A new legislative committee dedicated to overhauling California’s system of governance will begin hearings later this month with an eye toward the 2010 ballot.
The new, 20-member Joint Select Committee on Reform, chaired by
Assemblyman Mike Feuer, D-Los Angeles, and Sen. Mark DeSaulnier, D-Concord, will hold it’s first meeting on Oct. 22.
“The hope for the first meeting is to frame the debate,” DeSaulnier said. “We want to take a look at things like the Constitutional
Revision Commission (from the 1990s), and put these issues in a historical perspective.”
Feuer said he is cognizant of those who dismiss the
idea of another committee to pay lip service to the
state’s problems. “The point is not simply to engage in academic conversation,” he said. “The point is to come up with some very specific bill
ideas at the end of this process.”
The committee will not just be looking at the big-ticket reform items being talked about by think tanks
and reform groups across the state. DeSaulnier said
the committee will also be looking for smaller changes
that can be made internally to tweak the legislative
process and increase government efficiency and accountability.
“There are things we can do just by changing the house
rules,” he said. DeSaulnier mentioned performance-based budgeting, and moving to a two-year budget cycle as some of the changes that may have
bipartisan support, and could be enacted through legislation
next year.
Bills on performance based budgeting have been introduced
by Democrats and Republicans in the current legislative
session. The fact that Sacramento Republican Roger
Niello and Davis Democrat Lois Wolk both have performance-based budgeting proposals, “suggests that might be one opportunity for bipartisan
cooperation,” said Feuer.
After a series of hearings this fall, the committee
is planning to make recommendations to Speaker Karen
Bass, D-Los Angeles, and Senate leader Darrell Steinberg, D-Sacramento, about ways to change how the Legislature
works.
Those recommendations will likely include internal
legislative rule changes, bill ideas and potentially
ballot measure ideas that would have to be ratified
by voters.
The committee’s second meeting will deal with initiative reform.
Among the proposals under consideration is a measure
by Sen.
Denise Ducheny, D-San Diego, that would require any new initiative to provide a funding source to pay for the programs created by the ballot measure.
The committee was created last month by Bass and Steinberg,
as the clamor for “reform” grows louder. A number of different groups including
California Forward, the Bay Area Council and the Los
Angeles Chamber of Commerce and contemplating ballot
measures in 2010 that would change the state’s system of governance.
The Los Angeles Chamber is reportedly joining forces
with the Los Angeles County Federation of Labor to
back a change to the state term limits law. Under the
new proposal, lawmakers would be allowed to serve 12 years in any house of the Legislature. Current law
allows members to serve three two-year terms in the Assembly and two four-year terms in the Senate.
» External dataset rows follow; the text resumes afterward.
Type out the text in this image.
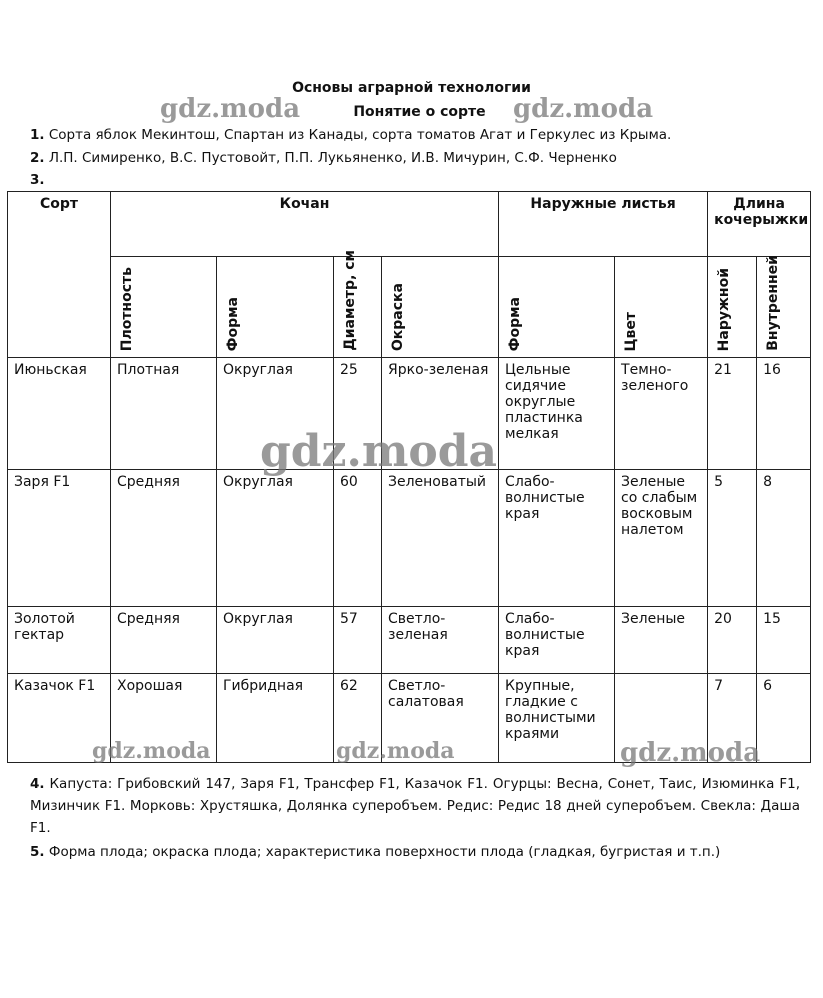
Основы аграрной технологии
Понятие о сорте
1. Сорта яблок Мекинтош, Спартан из Канады, сорта томатов Агат и Геркулес из Крыма.
2. Л.П. Симиренко, В.С. Пустовойт, П.П. Лукьяненко, И.В. Мичурин, С.Ф. Черненко
3.
Сорт	Кочан				Наружные листья		Длина кочерыжки	

	Плотность	Форма	Диаметр, см	Окраска	Форма	Цвет	Наружной	Внутренней

Июньская	Плотная	Округлая	25	Ярко-зеленая	Цельные сидячие округлые пластинка мелкая	Темно-зеленого	21	16
Заря F1	Средняя	Округлая	60	Зеленоватый	Слабо-волнистые края	Зеленые со слабым восковым налетом	5	8
Золотой гектар	Средняя	Округлая	57	Светло-зеленая	Слабо-волнистые края	Зеленые	20	15
Казачок F1	Хорошая	Гибридная	62	Светло-салатовая	Крупные, гладкие с волнистыми краями		7	6
4. Капуста: Грибовский 147, Заря F1, Трансфер F1, Казачок F1. Огурцы: Весна, Сонет, Таис, Изюминка F1, Мизинчик F1. Морковь: Хрустяшка, Долянка суперобъем. Редис: Редис 18 дней суперобъем. Свекла: Даша F1.
5. Форма плода; окраска плода; характеристика поверхности плода (гладкая, бугристая и т.п.)
gdz.moda	gdz.moda
gdz.moda
gdz.moda	gdz.moda	gdz.moda
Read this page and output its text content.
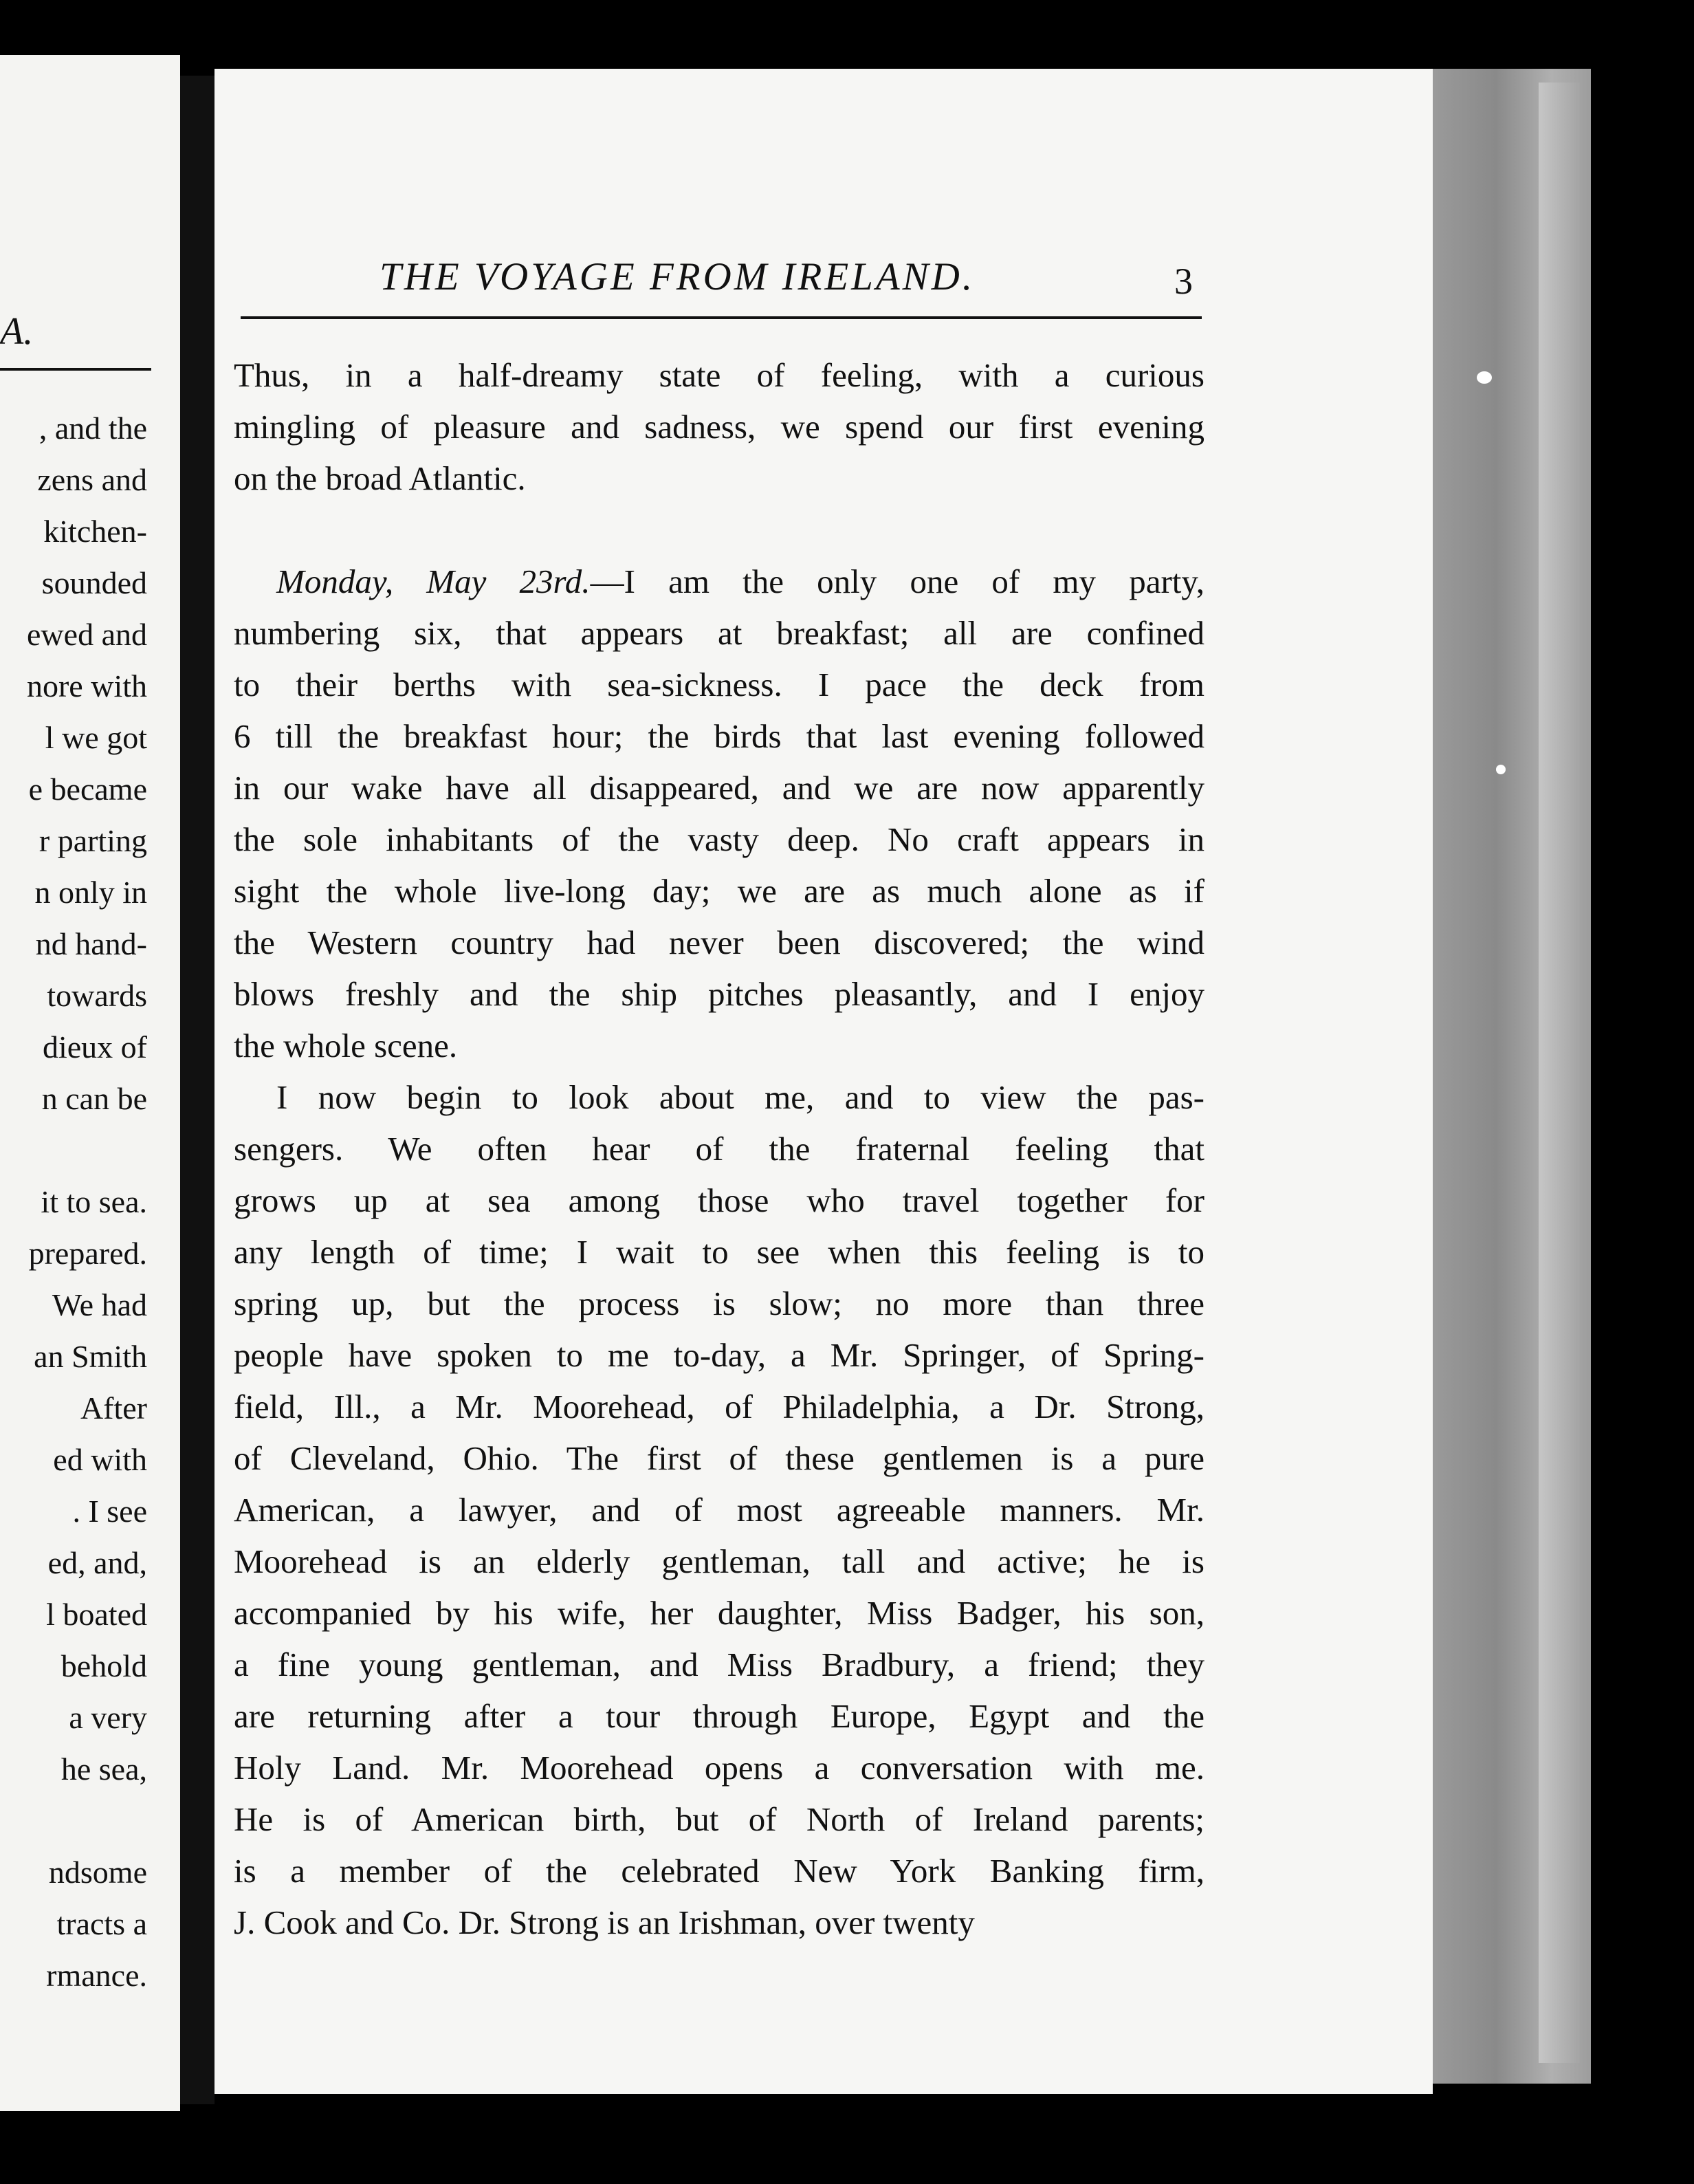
A.
, and the
zens and
kitchen-
sounded
ewed and
nore with
l we got
e became
r parting
n only in
nd hand-
towards
dieux of
n can be
it to sea.
prepared.
We had
an Smith
After
ed with
. I see
ed, and,
l boated
behold
a very
he sea,
ndsome
tracts a
rmance.
THE VOYAGE FROM IRELAND.	3
Thus, in a half-dreamy state of feeling, with a curious
mingling of pleasure and sadness, we spend our first evening
on the broad Atlantic.
Monday, May 23rd.—I am the only one of my party,
numbering six, that appears at breakfast; all are confined
to their berths with sea-sickness. I pace the deck from
6 till the breakfast hour; the birds that last evening followed
in our wake have all disappeared, and we are now apparently
the sole inhabitants of the vasty deep. No craft appears in
sight the whole live-long day; we are as much alone as if
the Western country had never been discovered; the wind
blows freshly and the ship pitches pleasantly, and I enjoy
the whole scene.
I now begin to look about me, and to view the pas-
sengers. We often hear of the fraternal feeling that
grows up at sea among those who travel together for
any length of time; I wait to see when this feeling is to
spring up, but the process is slow; no more than three
people have spoken to me to-day, a Mr. Springer, of Spring-
field, Ill., a Mr. Moorehead, of Philadelphia, a Dr. Strong,
of Cleveland, Ohio. The first of these gentlemen is a pure
American, a lawyer, and of most agreeable manners. Mr.
Moorehead is an elderly gentleman, tall and active; he is
accompanied by his wife, her daughter, Miss Badger, his son,
a fine young gentleman, and Miss Bradbury, a friend; they
are returning after a tour through Europe, Egypt and the
Holy Land. Mr. Moorehead opens a conversation with me.
He is of American birth, but of North of Ireland parents;
is a member of the celebrated New York Banking firm,
J. Cook and Co. Dr. Strong is an Irishman, over twenty
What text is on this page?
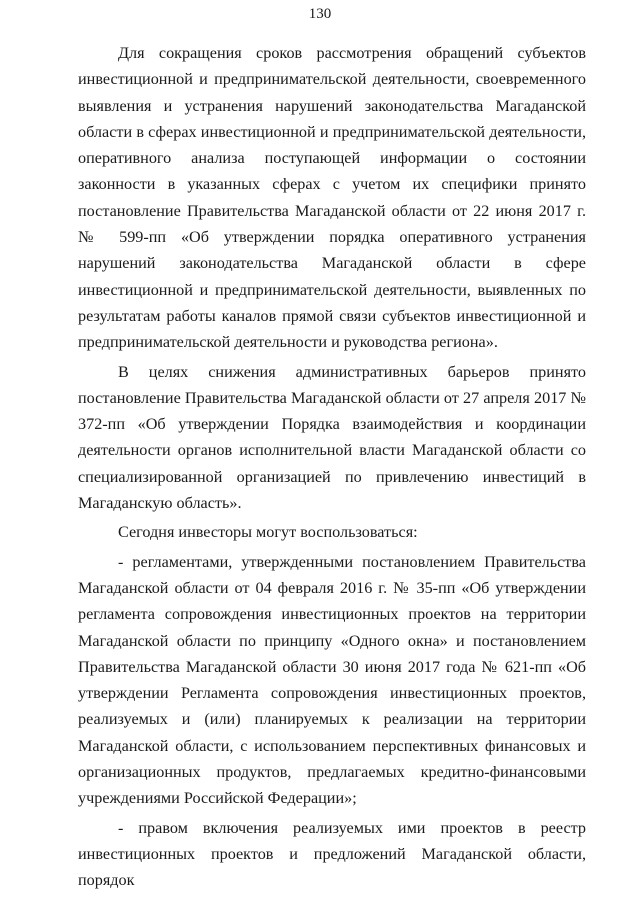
130

Для сокращения сроков рассмотрения обращений субъектов инвестиционной и предпринимательской деятельности, своевременного выявления и устранения нарушений законодательства Магаданской области в сферах инвестиционной и предпринимательской деятельности, оперативного анализа поступающей информации о состоянии законности в указанных сферах с учетом их специфики принято постановление Правительства Магаданской области от 22 июня 2017 г. № 599-пп «Об утверждении порядка оперативного устранения нарушений законодательства Магаданской области в сфере инвестиционной и предпринимательской деятельности, выявленных по результатам работы каналов прямой связи субъектов инвестиционной и предпринимательской деятельности и руководства региона».

В целях снижения административных барьеров принято постановление Правительства Магаданской области от 27 апреля 2017 № 372-пп «Об утверждении Порядка взаимодействия и координации деятельности органов исполнительной власти Магаданской области со специализированной организацией по привлечению инвестиций в Магаданскую область».

Сегодня инвесторы могут воспользоваться:

- регламентами, утвержденными постановлением Правительства Магаданской области от 04 февраля 2016 г. № 35-пп «Об утверждении регламента сопровождения инвестиционных проектов на территории Магаданской области по принципу «Одного окна» и постановлением Правительства Магаданской области 30 июня 2017 года № 621-пп «Об утверждении Регламента сопровождения инвестиционных проектов, реализуемых и (или) планируемых к реализации на территории Магаданской области, с использованием перспективных финансовых и организационных продуктов, предлагаемых кредитно-финансовыми учреждениями Российской Федерации»;

- правом включения реализуемых ими проектов в реестр инвестиционных проектов и предложений Магаданской области, порядок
Voters rejected a similar proposal in 2008. But that measure provided extra terms for members
currently serving in the Assembly or Senate. The new
measure, currently under review at the Attorney General’s office, would not give current members any special
treatment.
Other proposals range from the familiar – like a proposed tweak to the state term-limits law that has been submitted to the Attorney
General’s office – to the expansive. The Bay Area Council has advocated
for a constitutional Convention to rewrite the state’s charter. The call has been embraced by DeSaulnier,
and this week, got the support of San Francisco Mayor
Gavin Newsom.
“Major changes cannot come from within the Constitution,” DeSaulnier said. “If nothing else, the threat (of a Constitutional Convention) is important.”
Others aren’t so sure.
Feuer said he does not support the idea of a constitutional
convention “because it potentially would result in horse-trading of rights that people take for granted, “ he said. “I also don’t believe that a constitutional convention would address
our problems with the speed that they need to be addressed.”
California Forward has unveiled its blueprint for suggested
reforms. The group’s co-chairman, former Assembly Speaker Robert Hertzberg,
says his group is looking to see if the Legislature
might be able to reach some kind of bipartisan agreement,
and work across party lines to put a Constitutional
revision on the ballot next fall.
Feuer says all of that will be on the committee’s agenda.
“This needs to be the year that we act with tremendous
urgency to solve our problems,” he said.